The end of October was their season, when sugar skulls adorned the windows of bakeries for the Day of the Dead and the video stores tried to push their horror catalogue onto customers. On Channel 5, there might be a late-night movie marathon. The Cineteca and the art clubs went for higher brow fare, Cronenberg’s Dead Ringers, or Bergman’s The Seventh Seal. It was the time to read out loud the mordant rhymes about death printed in the morning edition and smile at the cartoons done in the style of Posada, but also the perfect week to pop a copy of A Nightmare on Elm Street into the videocassette player, followed by the remake of The Blob.

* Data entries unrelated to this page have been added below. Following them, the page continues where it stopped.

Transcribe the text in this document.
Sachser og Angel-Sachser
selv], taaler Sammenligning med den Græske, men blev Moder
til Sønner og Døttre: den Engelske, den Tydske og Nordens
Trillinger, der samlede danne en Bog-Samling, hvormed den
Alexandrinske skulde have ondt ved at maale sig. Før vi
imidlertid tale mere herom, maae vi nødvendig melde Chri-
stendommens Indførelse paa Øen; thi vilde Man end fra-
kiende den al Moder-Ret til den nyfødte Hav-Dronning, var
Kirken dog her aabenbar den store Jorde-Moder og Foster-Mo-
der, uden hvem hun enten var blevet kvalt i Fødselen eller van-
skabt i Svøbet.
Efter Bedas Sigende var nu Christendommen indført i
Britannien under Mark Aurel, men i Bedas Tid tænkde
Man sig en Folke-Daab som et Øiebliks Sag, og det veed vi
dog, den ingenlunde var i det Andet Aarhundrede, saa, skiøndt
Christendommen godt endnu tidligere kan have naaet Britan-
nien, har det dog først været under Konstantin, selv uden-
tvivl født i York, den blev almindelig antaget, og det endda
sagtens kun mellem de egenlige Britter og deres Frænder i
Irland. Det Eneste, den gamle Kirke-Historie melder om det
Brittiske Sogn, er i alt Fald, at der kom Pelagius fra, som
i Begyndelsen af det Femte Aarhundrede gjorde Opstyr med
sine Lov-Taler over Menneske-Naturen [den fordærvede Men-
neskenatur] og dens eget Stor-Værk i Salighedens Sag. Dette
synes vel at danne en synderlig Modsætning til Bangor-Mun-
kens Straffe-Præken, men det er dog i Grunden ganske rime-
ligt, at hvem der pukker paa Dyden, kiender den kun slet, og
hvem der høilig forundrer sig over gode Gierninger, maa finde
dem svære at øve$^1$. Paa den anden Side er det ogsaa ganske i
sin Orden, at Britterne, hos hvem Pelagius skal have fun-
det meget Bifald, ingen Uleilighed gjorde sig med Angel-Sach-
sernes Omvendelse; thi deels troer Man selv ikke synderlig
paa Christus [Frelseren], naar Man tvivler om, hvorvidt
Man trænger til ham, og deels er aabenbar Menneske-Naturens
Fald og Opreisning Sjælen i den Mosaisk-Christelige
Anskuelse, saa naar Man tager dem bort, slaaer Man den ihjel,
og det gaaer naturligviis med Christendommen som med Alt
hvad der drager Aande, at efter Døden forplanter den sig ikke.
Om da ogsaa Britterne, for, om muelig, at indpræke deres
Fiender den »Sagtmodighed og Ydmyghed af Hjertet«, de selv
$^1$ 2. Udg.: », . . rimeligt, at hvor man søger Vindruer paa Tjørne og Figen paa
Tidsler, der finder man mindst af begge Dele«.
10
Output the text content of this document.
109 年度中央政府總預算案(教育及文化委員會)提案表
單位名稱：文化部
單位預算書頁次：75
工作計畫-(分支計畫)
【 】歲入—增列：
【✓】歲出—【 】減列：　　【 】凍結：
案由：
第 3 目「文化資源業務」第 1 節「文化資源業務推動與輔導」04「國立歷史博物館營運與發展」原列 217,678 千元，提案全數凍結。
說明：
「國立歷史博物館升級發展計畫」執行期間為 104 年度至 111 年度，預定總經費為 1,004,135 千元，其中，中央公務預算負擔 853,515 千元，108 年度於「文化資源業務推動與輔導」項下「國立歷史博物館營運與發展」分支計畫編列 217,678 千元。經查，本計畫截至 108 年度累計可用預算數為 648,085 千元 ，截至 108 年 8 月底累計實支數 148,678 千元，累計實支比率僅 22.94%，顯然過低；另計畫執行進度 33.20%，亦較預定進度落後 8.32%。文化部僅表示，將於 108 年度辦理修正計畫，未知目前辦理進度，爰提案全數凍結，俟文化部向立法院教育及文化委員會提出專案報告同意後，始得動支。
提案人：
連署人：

Yet Montserrat was quiet that year. She wasn’t deriving much joy from the last week of the month. The latest issue of Fangoria in Spanish lay discarded on the table between them, even though Tristán had bought it expressly for her: he could live without pictures of latex monsters. Montserrat looked her usual self, complete with a t-shirt that said “The Howling” in distinctive red letters, but it didn’t feel like her.

Tristán raised his cup of bad coffee to his lips and watched her. How Montserrat could fuck up something as simple as coffee, he didn’t know, but she managed it. He had to admit she could cook meatballs the way his mother did, though. It was the one dish she had been able to master.

“Are we going to help Abel or what, then?” he asked, because they had been circling around the topic for the past twenty minutes, and he was getting tired of her scowls and the way she sat, arms crossed, frustrated and anxious at the same time. Abel had begged him to beg Montserrat in turn, and Tristán had tried his best to bring up the topic organically and failed. It was time for a direct offensive.

“I don’t know.”

“If you don’t want to do it, tell him. You don’t have to look at an old bit of film he stuck in a freezer.”

Montserrat stared at him, her voice firm. “I love the idea of getting a glimpse of a few minutes of Beyond the Yellow Door. It’s all I can think about lately.”

“Then what the hell is going on?”

She stood up and went into the kitchen. He heard her opening the refrigerator, and the sound of an ice tray slapped against the sink.

“I don’t want to get Abel’s hopes up,” she said.

“What?”

Montserrat walked back into the room, a glass filled with Fanta in one hand and a mug in the other. She set both of them down on the round table and sat down across from him.

“He thinks this is a spell, Tristán. Not any spell, but a spell that is going to break whatever curse was placed on him. He expects something to happen after we finish. What will he do when no one’s phoning to give him an Ariel next month?”